01:19:22The night of the.
01:19:24Is it going to the 6th?
01:19:26That is correct.
01:19:27That is correct.
01:19:27It's a possibility that you left Tiana and Diamond.
01:19:31Wait a minute.
01:19:32Go ahead.
01:19:33I'm listening.
01:19:34Yeah.
01:19:36Yeah, boy.
01:19:37I was at Mr.
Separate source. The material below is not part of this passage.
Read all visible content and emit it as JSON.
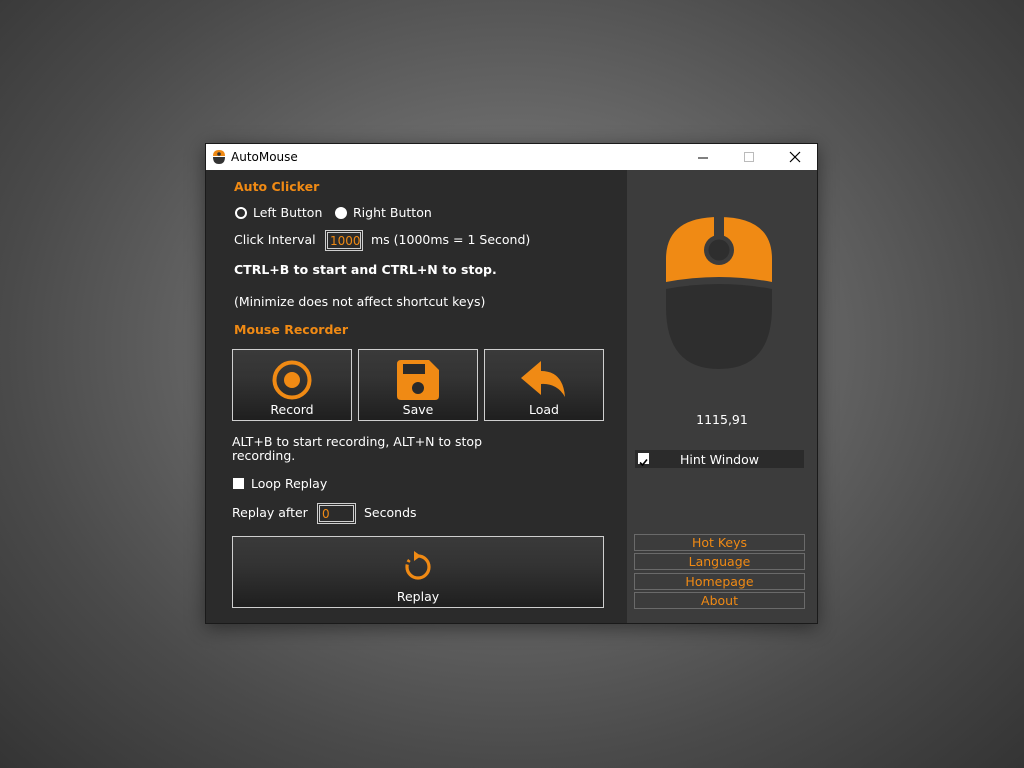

Washington house.
01:19:39Tell me how you know.
01:19:41Because earlier the morning the sun was shining.
01:19:44Mm-hmm.
01:19:47And I remember us coming down State Street.
01:19:50We was coming down State Street early morning.
01:19:52We took, um, we never did get on, uh, uh, Expressway.
01:19:57Okay.
01:19:57I remember us coming down.
01:20:01You know, we took the Expressway.
01:20:04And we was coming up from 47 Ramp.
01:20:07And we got off.
01:20:09And he dropped me off right in front of the job.
01:20:14And you remember that now?
01:20:15Mm-hmm.
01:20:16Yeah.
01:20:18Okay.
01:20:18What time was that?
01:20:19Do you remember?
01:20:20Oh, I had to be in room at 7.
01:20:23Because I had to open up.
01:20:26I had to open up.
01:20:27And I had to, uh, because I was doing serving lunch.
01:20:29For the summer school, you know, for the summer school stuff.
01:20:32For the kids, um, for like this to be.
01:20:34Mm-hmm.
01:20:40I had to open up.
01:20:41Just bag him.
01:20:41I'm doing it.
01:20:42It's all right.
01:20:43It's all right.
01:20:45Come on, we got to be strong here.
01:20:47Yeah.
01:20:52So while you were at George's house that night, what did you guys do?
01:20:57I don't know.
01:20:58Probably my job.
01:20:59We probably get something to eat, you know, just go back, you know, to the house.
01:21:04Hey, Daryl, did you guys stop any place to get something to eat before you arrived at his house that
01:21:08night?
01:21:09Oh, we stopped there.
01:21:11Are we at Bird Camp?
01:21:12I don't even know.
01:21:13Bird Camp.
01:21:14Okay.
01:21:15So the question still hasn't been answered.
01:21:18The question is, why did you tell the police department that you last saw your children
01:21:24that morning before you went to work?
01:21:27I'm sorry?
01:21:28I'm scared.
01:21:29Then just say it, Tracy.
01:21:30It's okay to say it.
01:21:32It's all right to be afraid.
01:21:35It's okay.
01:21:36We're going to see you through this.
01:21:42Tracy has been so inconsistent in her behavior, in her interviews.
01:21:52She nonetheless is now stating, which is totally different from what has ever been reported to CPD,
01:22:01that she didn't leave her house at six in the morning and said,
01:22:06Tionda, don't open the door and don't go outside for anybody.
01:22:09She's telling me that she spent the night at George Washington's house.
01:22:16This means that the girls were on their own all night from the evening of July 5th
01:22:22all the way through July 6th with no supervision.
01:22:27I was shocked simply because that has been her story all along.
01:22:33Yes.
01:22:33Now, part of the problem is that we can't establish some sort of timeline
01:22:39of what time did all of this actually occur.
01:22:43We don't definitively know what time the kids are going missing.
01:22:48Now that the timeline for when the girls disappeared has changed, I've decided to form a task force
01:22:55to get to the bottom of what really happened to the girls.
01:22:58We can bring something to the table to try and find Tionda and Diamond.
01:23:05At this point, there's a lot of information that we're still seeking and we will bring a successful solution in
01:23:11prosecuting this case for the
01:23:13individuals that are responsible for Diamond and Tionda being missing.
01:23:17And we are going to crack this thing wide open and we're going to bring some peace to this family,
01:23:25some peace to this city, and some peace to ourselves because this is what we've been waiting for.
01:23:38We need to, you know, let the spiders out, you know, clear the webs.
01:23:42Let us get into your secrets.
01:23:48Everybody has secrets.
01:23:50Every family.
01:23:51That's what we are going to do here with working this investigation.
01:23:58I want to know what you don't want me to know.
01:24:02And somebody knows what happened to Tionda and Diamond.